The Guardian also reported that the Iranian army said it targeted US military facilities in Jordan with drones on Thursday, and that it said it targeted communication systems and fuel storage facilities of the US military there using kamikaze drones.
In the same reporting, the Guardian said Iranian state media reported explosions in several cities including Bandar Abbas, Rask and Chabahar, while earlier reports also cited blasts around southern sites including Qeshm and Bandar Imam Khomeini, as well as in Bushehr, home to Iran’s only civilian nuclear plant.
Red line rhetoric
AP quoted Col. Ebrahim Zolfaghari, a spokesperson for the Iranian military’s Khatam al-Anbiya Central Headquarters, threatening that Iran could launch widespread attacks on “all the infrastructure in the region” if the U.S. acted on President Donald Trump’s repeated warnings.

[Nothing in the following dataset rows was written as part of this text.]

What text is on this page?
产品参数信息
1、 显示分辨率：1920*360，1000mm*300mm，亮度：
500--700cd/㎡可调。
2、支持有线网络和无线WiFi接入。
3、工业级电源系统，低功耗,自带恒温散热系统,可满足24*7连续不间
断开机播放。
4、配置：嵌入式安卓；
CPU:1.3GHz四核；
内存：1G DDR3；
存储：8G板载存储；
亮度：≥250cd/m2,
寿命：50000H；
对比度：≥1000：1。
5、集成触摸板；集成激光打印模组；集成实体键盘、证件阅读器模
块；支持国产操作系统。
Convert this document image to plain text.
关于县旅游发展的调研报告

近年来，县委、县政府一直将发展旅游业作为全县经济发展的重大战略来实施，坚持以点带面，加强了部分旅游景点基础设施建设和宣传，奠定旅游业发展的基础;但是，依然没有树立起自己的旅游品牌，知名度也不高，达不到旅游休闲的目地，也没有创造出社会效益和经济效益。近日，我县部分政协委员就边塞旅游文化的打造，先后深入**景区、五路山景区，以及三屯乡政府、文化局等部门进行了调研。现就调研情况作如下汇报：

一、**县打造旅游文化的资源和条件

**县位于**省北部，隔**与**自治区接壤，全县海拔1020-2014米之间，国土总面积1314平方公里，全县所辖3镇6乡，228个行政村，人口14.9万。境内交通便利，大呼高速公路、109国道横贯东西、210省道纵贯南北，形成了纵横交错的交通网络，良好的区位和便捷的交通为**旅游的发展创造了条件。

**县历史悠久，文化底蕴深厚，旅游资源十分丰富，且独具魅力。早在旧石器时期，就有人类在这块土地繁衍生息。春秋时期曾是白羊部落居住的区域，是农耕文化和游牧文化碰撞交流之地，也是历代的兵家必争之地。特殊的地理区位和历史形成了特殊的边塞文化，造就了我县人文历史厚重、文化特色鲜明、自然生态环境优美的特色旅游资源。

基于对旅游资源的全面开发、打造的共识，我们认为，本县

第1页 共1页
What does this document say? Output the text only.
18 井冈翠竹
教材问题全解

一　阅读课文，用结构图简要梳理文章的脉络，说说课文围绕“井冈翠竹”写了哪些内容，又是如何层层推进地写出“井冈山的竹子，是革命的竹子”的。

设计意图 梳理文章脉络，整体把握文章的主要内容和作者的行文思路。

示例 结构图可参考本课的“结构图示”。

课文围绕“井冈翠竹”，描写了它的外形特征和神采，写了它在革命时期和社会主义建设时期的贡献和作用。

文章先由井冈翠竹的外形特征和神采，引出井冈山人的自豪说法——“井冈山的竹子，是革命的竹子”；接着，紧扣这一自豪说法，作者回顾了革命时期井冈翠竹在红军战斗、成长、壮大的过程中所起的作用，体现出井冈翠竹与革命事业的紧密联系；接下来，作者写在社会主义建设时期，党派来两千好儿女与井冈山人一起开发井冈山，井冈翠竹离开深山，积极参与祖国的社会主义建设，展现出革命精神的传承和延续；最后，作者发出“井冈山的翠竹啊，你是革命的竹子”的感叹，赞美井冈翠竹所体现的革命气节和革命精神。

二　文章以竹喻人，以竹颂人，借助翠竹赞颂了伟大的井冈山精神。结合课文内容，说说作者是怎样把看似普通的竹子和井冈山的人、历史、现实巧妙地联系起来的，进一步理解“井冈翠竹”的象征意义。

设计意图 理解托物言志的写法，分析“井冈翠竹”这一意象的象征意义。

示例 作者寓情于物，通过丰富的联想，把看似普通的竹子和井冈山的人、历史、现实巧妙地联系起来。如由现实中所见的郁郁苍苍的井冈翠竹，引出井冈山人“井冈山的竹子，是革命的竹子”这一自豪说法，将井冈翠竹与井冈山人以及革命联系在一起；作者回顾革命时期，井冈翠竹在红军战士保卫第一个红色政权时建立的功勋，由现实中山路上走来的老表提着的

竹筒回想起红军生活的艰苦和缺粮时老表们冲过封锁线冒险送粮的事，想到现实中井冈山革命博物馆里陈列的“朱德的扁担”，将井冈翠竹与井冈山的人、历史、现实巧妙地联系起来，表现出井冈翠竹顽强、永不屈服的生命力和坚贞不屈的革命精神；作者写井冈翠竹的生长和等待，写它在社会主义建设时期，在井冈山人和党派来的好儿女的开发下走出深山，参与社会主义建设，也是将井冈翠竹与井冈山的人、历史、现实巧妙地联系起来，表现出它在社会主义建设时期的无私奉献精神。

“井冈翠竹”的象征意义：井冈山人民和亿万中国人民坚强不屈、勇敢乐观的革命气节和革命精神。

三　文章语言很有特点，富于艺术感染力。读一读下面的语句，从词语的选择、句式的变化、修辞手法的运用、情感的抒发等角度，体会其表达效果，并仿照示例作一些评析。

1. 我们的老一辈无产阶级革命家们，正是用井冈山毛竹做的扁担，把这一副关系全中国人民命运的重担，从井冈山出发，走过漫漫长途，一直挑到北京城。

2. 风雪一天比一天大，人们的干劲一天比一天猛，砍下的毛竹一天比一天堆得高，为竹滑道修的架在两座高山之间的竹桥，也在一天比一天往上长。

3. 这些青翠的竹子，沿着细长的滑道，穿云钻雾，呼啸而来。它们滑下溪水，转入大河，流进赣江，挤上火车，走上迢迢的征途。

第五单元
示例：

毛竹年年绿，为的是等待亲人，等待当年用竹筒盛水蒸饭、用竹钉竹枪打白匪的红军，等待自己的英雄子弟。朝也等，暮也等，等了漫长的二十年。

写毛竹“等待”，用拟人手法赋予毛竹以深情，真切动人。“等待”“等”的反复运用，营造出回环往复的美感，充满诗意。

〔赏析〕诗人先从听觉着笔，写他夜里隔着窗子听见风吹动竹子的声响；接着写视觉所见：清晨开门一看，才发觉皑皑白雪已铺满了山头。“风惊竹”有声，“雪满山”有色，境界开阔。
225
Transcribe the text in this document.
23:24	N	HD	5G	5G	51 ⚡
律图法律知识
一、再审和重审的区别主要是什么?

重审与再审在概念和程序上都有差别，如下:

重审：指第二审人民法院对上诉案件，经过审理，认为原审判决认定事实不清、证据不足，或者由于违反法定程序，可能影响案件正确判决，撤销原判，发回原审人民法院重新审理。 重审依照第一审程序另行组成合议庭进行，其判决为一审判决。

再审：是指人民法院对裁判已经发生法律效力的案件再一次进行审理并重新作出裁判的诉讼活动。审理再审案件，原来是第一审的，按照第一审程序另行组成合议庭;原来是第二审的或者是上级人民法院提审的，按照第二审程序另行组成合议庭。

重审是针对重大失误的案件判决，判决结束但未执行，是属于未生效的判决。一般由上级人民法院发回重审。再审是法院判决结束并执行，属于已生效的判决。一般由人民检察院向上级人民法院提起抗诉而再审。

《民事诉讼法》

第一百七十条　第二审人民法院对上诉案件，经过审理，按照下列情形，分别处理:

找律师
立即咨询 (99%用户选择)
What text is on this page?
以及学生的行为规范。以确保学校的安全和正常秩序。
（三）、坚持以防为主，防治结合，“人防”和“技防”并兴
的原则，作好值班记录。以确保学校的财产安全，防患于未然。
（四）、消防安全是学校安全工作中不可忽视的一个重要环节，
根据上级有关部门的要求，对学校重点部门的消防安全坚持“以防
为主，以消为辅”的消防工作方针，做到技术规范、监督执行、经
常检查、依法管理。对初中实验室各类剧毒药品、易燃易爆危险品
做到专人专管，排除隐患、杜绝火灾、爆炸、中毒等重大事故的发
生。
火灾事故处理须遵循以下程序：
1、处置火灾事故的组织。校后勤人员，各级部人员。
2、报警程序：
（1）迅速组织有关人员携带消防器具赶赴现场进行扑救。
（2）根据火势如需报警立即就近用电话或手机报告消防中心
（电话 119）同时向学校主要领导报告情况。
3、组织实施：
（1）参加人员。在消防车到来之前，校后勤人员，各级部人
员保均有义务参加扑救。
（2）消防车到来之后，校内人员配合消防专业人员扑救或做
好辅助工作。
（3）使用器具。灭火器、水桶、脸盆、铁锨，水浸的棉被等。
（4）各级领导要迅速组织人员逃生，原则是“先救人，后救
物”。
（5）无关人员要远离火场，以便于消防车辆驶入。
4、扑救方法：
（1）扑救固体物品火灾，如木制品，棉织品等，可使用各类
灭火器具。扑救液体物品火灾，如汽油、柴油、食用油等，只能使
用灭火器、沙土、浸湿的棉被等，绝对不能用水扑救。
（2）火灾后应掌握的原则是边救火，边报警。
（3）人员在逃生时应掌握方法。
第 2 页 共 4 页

AP also reported Zolfaghari’s warning that “This is Iran’s invincible red line,” as Iran framed the Strait of Hormuz as a “red line.”

CBS News said White House press secretary Karoline Leavitt told reporters that the president was “not going to sit by and allow these acts of terrorism to take place in the strait without ensuring Iran pays consequences.”
CBS News added that the U.S. announced a sixth consecutive night of strikes late Thursday, saying they were “to further degrade Iranian military capacities.”
Blockade, shipping, and escalation
The U.S. blockade and ship interdictions were central to the latest phase, with DW reporting that CENTCOM said the Curacao-flagged M/T Belma “ignored multiple warnings as it attempted to violate the US blockade” and that a U.S. aircraft disabled the vessel after firing hellfire missiles into the ship’s smokestack.
DW also said CENTCOM reported that since it enacted the latest US blockade of the Strait of Hormuz, it had “redirected two compliant commercial vessels and disabled one non-compliant vessel,” keeping pressure on shipping toward Iran’s main export terminal.
NBC News said the renewed threats to the Strait of Hormuz “have shredded the interim deal to end the Iran war,” and it reported that Iranian officials said U.S. strikes had killed more than 35 people and wounded more than 300 others.
In the same NBC report, Col. Ebrahim Zolfaghari threatened that “All the infrastructure in the region will be crushed under the steel blows of the powerful armed forces of the Islamic Republic of Iran” if Trump’s threats were carried out, tying the next steps directly to infrastructure targeting.
The Guardian framed the immediate operational aim of the U.S. strikes as degrading Iran’s ability to threaten ships transiting the strait of Hormuz, while AP described the interim ceasefire as collapsed and the region enduring days of back-and-forth attacks focused on the Strait of Hormuz.